Murakami schreibt einfach wie ein junger Gott. Er lässt persönliche Vorlieben einfließen, sei es nun über Fachgebiete (beispielsweise liest Kafka Bücher über den zweiten Weltkrieg), Musik (von Beethoven bis Radiohead), literarischen Präferenzen (zitiert werden Rousseau, de Sade, Dickens, Kafka..) bis Filme (Francois Truffaut). Es macht einfach Spaß, zu lesen, und dabei immer wieder neue Dinge zu lernen und zu erfahren.
Um noch ein wenig zur Geschichte an sich zu sagen: Als Nakata sich mit dem jungen Hoshino auf den Weg macht, um den geheimnisvollen Eingangsstein zu finden, ein Stein, der den Zugang zu einer Welt gewährt, in der alles wieder ins Lot kommen kann, die Dinge, die verändert wurden, wieder in Ordnung gebracht werden können, betritt Kafka am Ende diese geheimnisvolle Welt (Stichwort Wald - wie bereits bei dem Vorfall in Nakatas Kinheit während der 40er Jahre). Dort findet er die Antworten auf einige Fragen, andere bleiben aber unbeantwortet. Obwohl die beiden Protagonisten, Nakata und Kafka, sich nie über den Weg laufen, sind ihre Handlungsstränge (Orte, Personen, Umstände) stets miteinander verknüpft und letztlich dient Nakata als Vorbereiter für Kafkas schlussendliche Aktionen. Er öffnet den Eingangsstein, Kafka betritt die Welt des Surrealen, auf der Suche nach Antworten.
Die Motive mit denen Murakami sich beschäftigt, sind die Suche nach Glück, das Streben nach innerer Zufriedenheit und Erfüllung, die angestrebte Platz im Leben, kontrastiert mit der inneren Agonie der Einsamkeit, stets zwischen Hoffnung und Suizidgedanken. Letztlich soll man zufrieden sein mit dem, was man hat und weiter geht es immer irgendwie.
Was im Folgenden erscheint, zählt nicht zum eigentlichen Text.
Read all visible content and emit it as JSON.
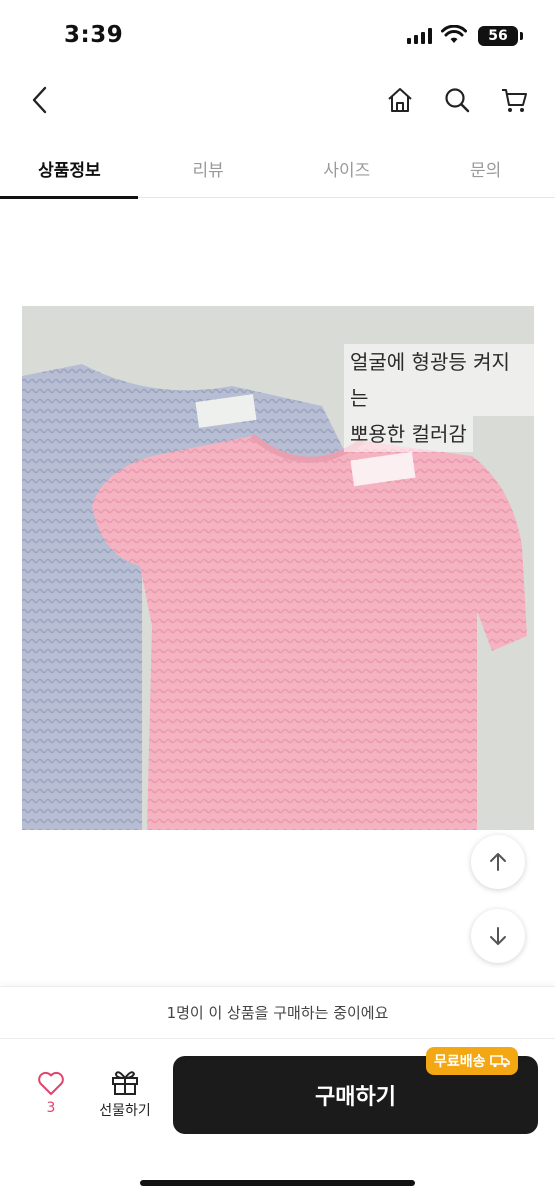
{
  "status_bar": {
    "time": "3:39",
    "battery": "56"
  },
  "nav": {
    "icons": {
      "back": "chevron-left-icon",
      "home": "home-icon",
      "search": "search-icon",
      "cart": "cart-icon"
    }
  },
  "tabs": [
    {
      "label": "상품정보",
      "active": true
    },
    {
      "label": "리뷰",
      "active": false
    },
    {
      "label": "사이즈",
      "active": false
    },
    {
      "label": "문의",
      "active": false
    }
  ],
  "product_image": {
    "caption_line1": "얼굴에 형광등 켜지는",
    "caption_line2": "뽀용한 컬러감",
    "colors": {
      "background": "#d9dcd6",
      "pink_knit": "#f5b3c2",
      "blue_knit": "#b7bed4"
    }
  },
  "viewer_notice": "1명이 이 상품을 구매하는 중이에요",
  "actions": {
    "like_count": "3",
    "gift_label": "선물하기",
    "buy_label": "구매하기",
    "free_shipping_badge": "무료배송"
  },
  "colors": {
    "accent_pink": "#e0436b",
    "buy_button": "#1b1b1b",
    "shipping_badge": "#f2a713"
  }
}
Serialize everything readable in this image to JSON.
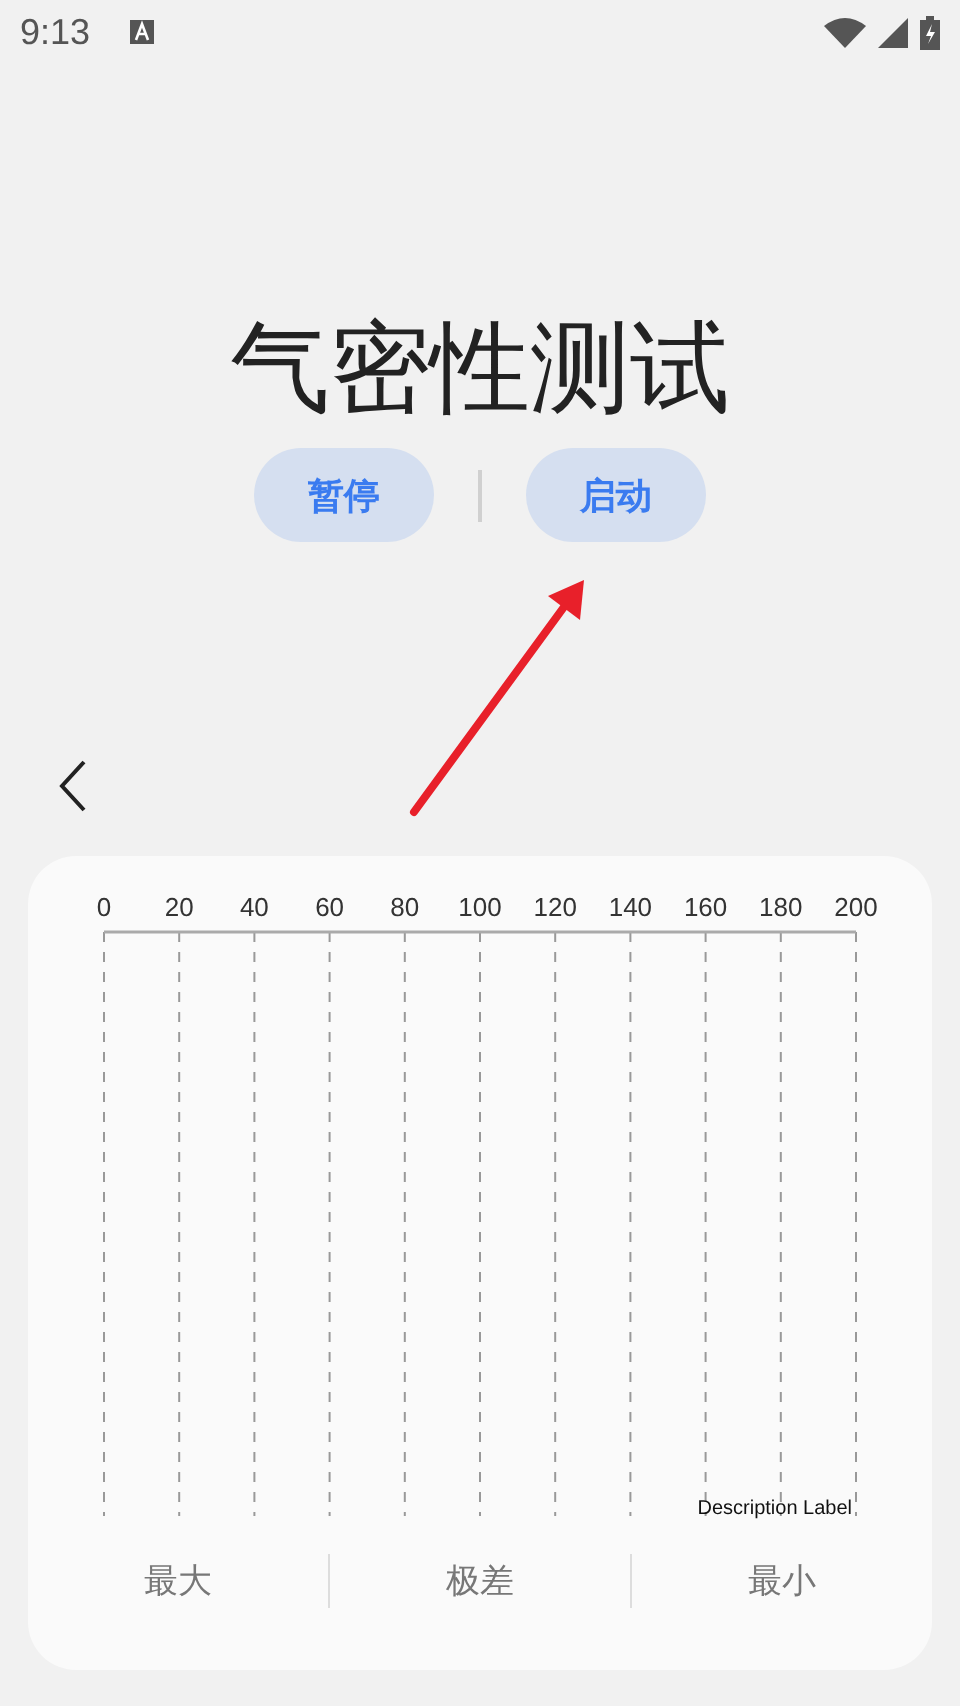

Genauso wie für Kafka, der sich für verflucht hält und für den sein Leben beendet ist, bevor es überhaupt richtig angefangen hat.
Am Ende versteht der Leser das ein oder andere rätselhafte Versatzstück, aber genügend Dinge sind immer noch so komplex, dass man sich kopfschüttelnd nach Verbindungen oder Aufklärungen fragt. Also mir ist nach Beendigung des Buches einiges immer noch nicht so klar gewesen, was genau, möchte ich aber nicht verraten, das könnte dem ein oder anderen die Lust am Lesen verderben. Was unterm Strich bleibt, ist dennoch ein absolut gigantisches Buch, ein Traum, in dem man sich verlieren kann, ein wunderschöner metaphorisch-poetischer Schreibstil, der einen alles vergessen lässt. Murakami ist schlagartig in die Riege meiner Lieblingsautoren aufgestiegen und die nächsten Bücher, die ich von ihm angehen werde, sind "Naokos Lächeln" und "Mr. Aufziehvogel". Ich kann jedem nur eine klare Empfehlung für das hier rezensierte Werk aussprechen, ihr werdet nicht enttäuscht sein!